Vorgeschichte: Als Sonam Mönch im Kloster Drepung war, unternahm er am 27. September 1987 zusammen mit 20 anderen Mönchen eine friedliche Demonstration. Er wurde "konterrevolutionärer Aktivitäten" angeklagt und zu drei Jahren im Drapchi Gefängnis verurteilt. Nach seiner Entlassung am 20. September 1990 machte er eine Reise nach Indien. Am 23. Juli 1993 kamen Beamte des Public Security Bureau von Lhasa in seine Wohnung, nahmen ihn fest und brachten ihn in das Sitru Haftzentrum, wo er einige Tage festgehalten wurde.
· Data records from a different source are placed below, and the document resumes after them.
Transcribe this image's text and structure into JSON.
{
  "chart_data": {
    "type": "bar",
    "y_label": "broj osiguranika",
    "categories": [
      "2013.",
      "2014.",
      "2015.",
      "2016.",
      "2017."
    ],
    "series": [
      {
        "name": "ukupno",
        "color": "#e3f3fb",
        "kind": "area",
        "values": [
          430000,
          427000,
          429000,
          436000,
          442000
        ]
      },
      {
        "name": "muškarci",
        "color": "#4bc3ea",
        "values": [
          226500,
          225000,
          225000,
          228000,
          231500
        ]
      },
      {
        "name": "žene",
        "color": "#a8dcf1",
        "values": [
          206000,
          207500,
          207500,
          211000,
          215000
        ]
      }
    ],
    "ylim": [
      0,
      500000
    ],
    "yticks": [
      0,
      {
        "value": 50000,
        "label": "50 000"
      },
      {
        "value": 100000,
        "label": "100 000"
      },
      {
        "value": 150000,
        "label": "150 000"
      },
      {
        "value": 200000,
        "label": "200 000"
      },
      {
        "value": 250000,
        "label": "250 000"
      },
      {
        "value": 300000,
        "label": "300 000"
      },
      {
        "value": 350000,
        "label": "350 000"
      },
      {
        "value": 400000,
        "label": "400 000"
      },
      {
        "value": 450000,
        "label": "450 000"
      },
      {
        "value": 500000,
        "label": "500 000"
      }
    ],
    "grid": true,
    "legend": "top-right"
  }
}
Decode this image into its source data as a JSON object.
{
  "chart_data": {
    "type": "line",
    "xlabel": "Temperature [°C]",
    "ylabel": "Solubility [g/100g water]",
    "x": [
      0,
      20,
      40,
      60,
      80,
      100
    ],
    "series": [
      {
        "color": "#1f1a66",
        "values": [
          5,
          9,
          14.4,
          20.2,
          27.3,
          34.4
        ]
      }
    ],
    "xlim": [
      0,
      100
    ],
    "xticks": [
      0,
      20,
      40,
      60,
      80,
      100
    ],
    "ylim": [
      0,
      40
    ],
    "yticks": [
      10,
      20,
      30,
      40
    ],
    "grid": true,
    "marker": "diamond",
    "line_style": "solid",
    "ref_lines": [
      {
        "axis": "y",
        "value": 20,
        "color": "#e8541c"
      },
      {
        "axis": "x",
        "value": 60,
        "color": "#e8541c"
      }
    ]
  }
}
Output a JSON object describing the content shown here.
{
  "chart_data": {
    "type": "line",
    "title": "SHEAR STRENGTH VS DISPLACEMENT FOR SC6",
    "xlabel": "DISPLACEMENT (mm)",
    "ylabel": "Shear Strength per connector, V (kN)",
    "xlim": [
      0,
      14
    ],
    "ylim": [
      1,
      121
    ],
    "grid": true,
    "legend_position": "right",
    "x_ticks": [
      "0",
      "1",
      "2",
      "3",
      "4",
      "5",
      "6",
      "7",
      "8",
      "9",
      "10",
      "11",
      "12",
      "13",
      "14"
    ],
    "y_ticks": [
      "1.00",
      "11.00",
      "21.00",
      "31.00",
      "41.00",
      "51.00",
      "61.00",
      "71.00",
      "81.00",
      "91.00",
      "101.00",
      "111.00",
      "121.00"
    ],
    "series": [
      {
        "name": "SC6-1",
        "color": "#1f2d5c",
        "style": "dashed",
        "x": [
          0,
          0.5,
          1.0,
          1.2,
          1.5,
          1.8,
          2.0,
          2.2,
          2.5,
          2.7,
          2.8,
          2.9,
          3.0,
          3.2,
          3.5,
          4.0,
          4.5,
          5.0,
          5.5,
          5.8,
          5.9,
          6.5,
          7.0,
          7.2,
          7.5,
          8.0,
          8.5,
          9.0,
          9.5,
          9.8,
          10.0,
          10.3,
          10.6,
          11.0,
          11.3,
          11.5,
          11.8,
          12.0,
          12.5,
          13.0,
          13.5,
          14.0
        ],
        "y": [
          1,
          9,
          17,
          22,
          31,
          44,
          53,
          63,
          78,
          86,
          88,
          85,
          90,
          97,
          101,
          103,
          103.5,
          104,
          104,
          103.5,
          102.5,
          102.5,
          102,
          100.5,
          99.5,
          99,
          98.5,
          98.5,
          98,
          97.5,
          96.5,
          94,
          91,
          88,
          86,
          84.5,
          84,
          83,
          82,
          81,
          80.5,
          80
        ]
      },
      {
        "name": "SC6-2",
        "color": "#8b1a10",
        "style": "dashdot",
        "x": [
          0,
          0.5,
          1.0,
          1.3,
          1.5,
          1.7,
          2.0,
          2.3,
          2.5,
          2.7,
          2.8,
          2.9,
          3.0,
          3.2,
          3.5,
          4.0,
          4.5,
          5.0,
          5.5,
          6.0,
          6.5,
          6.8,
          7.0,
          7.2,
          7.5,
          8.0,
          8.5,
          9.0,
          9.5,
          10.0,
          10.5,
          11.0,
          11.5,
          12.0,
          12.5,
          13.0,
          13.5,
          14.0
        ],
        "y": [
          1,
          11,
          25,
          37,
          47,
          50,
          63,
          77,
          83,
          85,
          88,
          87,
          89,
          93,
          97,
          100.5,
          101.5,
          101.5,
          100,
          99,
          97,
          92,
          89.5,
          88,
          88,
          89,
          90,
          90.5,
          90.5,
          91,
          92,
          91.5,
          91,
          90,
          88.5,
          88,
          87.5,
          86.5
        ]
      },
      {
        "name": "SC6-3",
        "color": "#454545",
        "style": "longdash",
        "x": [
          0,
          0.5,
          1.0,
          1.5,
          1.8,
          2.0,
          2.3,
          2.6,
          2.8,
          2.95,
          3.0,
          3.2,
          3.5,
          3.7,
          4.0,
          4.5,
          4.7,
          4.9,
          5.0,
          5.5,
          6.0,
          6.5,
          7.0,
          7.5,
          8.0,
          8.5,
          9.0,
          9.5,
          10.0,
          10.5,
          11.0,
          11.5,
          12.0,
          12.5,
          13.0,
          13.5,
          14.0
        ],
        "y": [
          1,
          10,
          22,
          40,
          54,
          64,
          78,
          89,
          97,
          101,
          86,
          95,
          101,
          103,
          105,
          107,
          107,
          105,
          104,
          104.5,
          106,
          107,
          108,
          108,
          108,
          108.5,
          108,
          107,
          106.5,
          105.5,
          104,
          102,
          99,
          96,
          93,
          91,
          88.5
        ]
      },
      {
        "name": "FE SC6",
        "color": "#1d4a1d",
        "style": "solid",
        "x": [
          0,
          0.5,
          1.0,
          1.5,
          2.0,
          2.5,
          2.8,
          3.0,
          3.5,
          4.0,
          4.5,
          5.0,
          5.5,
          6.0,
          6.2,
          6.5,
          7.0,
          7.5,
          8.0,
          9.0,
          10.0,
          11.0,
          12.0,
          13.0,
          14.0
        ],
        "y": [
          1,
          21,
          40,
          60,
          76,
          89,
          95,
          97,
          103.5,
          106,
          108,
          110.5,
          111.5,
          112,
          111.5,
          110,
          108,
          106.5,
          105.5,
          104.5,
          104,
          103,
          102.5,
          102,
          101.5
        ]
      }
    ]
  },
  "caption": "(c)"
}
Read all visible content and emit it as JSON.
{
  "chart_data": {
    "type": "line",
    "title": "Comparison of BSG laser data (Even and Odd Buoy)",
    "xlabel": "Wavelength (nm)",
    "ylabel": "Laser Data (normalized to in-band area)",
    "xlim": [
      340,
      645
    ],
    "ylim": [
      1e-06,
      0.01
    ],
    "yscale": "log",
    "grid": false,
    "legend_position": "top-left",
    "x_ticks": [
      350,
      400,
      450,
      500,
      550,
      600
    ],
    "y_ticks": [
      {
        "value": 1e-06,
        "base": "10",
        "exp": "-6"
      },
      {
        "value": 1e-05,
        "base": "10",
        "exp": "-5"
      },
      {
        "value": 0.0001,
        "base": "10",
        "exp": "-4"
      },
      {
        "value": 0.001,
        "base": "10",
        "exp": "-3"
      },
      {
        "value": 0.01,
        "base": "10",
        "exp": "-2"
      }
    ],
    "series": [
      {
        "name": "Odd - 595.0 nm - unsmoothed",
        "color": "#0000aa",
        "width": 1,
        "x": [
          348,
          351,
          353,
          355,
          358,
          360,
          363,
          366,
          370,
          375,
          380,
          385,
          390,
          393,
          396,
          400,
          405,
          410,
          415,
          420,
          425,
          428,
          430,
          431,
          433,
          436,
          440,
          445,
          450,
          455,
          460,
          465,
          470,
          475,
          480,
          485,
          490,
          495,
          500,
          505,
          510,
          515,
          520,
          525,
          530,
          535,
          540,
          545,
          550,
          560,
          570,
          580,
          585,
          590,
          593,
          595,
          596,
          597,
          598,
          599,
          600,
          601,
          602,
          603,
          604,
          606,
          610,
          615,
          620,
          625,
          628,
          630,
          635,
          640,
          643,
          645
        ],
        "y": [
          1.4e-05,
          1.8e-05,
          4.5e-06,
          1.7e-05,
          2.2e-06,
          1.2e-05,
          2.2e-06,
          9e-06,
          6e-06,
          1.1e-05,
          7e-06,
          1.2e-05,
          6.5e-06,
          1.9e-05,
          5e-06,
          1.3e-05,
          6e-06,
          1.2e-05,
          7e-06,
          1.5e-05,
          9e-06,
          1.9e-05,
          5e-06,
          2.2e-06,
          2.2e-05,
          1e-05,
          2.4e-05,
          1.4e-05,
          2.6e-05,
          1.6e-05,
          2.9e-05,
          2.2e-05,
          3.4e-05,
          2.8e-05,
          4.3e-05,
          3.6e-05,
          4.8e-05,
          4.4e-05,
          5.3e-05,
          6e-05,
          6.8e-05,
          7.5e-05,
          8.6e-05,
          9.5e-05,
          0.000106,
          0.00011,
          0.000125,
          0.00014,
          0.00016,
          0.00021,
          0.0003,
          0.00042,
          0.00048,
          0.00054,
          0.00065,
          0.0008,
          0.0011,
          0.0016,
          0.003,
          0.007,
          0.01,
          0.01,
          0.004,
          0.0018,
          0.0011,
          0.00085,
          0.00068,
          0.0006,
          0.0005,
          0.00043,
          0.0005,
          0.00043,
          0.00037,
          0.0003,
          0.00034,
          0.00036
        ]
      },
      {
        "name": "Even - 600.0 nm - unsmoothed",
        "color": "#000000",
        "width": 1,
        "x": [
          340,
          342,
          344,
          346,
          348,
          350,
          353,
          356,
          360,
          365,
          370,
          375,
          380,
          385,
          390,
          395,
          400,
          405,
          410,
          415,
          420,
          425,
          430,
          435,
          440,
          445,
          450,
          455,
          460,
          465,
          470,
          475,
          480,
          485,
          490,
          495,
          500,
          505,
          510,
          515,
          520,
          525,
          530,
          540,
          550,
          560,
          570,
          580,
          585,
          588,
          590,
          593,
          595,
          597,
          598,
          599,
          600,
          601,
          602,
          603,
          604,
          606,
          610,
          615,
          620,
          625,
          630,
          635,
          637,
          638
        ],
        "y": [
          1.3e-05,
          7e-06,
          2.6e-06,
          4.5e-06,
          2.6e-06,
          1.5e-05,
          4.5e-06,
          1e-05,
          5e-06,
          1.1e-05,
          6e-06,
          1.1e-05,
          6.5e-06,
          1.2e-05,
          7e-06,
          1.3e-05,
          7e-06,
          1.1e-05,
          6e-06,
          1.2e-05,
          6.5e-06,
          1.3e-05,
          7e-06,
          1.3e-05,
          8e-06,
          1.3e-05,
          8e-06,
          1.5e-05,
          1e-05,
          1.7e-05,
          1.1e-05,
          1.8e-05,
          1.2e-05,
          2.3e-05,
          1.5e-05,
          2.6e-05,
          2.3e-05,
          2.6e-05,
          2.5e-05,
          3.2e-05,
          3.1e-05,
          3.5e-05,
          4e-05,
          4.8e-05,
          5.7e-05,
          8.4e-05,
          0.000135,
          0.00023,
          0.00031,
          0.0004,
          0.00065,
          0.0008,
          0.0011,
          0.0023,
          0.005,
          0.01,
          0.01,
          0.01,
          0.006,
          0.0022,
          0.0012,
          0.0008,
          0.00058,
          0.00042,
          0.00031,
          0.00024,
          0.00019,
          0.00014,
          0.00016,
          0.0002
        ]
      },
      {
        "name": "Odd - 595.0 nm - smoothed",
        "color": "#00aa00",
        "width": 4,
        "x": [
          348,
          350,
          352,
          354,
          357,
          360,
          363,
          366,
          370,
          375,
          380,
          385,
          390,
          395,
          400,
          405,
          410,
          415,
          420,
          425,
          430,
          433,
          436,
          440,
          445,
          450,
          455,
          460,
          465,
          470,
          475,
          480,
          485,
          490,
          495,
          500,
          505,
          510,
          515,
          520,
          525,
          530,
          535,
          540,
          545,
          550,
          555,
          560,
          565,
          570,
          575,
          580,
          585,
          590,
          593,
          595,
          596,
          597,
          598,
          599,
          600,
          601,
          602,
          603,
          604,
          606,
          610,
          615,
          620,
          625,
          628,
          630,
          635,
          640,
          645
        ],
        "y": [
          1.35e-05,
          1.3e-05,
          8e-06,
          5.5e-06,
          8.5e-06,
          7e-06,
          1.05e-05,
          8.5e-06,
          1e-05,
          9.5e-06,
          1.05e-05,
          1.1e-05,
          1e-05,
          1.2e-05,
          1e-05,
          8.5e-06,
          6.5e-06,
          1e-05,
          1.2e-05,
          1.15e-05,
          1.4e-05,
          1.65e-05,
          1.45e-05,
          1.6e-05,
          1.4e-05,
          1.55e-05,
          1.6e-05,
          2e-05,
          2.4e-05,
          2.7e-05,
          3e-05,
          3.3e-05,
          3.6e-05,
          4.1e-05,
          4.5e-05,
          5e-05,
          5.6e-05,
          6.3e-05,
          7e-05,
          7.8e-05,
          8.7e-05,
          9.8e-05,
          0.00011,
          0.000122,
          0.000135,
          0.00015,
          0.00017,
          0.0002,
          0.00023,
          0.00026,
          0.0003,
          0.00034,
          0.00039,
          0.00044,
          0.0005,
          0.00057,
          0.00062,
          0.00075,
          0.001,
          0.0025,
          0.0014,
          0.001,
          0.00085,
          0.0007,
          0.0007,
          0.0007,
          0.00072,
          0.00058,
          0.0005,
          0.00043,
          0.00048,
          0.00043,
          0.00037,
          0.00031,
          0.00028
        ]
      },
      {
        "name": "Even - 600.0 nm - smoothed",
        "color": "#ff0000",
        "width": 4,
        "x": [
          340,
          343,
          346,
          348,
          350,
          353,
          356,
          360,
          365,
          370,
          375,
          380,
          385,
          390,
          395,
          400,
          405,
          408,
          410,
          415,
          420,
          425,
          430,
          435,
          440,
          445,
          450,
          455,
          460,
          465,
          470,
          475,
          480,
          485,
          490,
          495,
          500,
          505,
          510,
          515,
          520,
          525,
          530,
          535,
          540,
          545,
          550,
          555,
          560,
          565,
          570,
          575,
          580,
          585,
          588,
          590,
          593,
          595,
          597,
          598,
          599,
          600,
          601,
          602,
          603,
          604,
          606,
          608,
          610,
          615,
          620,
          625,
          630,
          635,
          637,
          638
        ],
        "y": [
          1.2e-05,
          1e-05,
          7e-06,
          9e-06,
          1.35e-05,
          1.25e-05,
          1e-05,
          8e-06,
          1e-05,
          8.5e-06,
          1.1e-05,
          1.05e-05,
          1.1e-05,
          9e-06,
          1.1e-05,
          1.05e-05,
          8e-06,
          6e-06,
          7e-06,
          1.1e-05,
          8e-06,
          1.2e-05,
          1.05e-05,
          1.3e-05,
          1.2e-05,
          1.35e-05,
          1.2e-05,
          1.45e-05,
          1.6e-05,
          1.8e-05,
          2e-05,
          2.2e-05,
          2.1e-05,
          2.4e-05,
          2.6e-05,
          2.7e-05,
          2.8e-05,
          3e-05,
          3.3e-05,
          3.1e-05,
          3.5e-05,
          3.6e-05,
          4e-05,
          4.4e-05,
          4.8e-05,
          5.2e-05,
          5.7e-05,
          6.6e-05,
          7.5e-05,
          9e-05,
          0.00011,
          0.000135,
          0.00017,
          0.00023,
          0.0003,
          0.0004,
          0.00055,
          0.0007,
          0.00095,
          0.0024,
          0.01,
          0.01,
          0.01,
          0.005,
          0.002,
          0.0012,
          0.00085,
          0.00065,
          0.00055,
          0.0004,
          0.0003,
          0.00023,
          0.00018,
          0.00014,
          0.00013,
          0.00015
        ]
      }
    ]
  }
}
Danach verlegten sie ihn heimlich in das Haftzentrum Nyari in Shigatse, wo er weiter vernommen wurde. Nach sechs Monaten im Haftzentrum von Shigatse wurde er in das Sangyip Gefängnis (PSB Haftzentrum der TAR) in Lhasa überführt, wo er weitere sechs Monate eingesperrt war.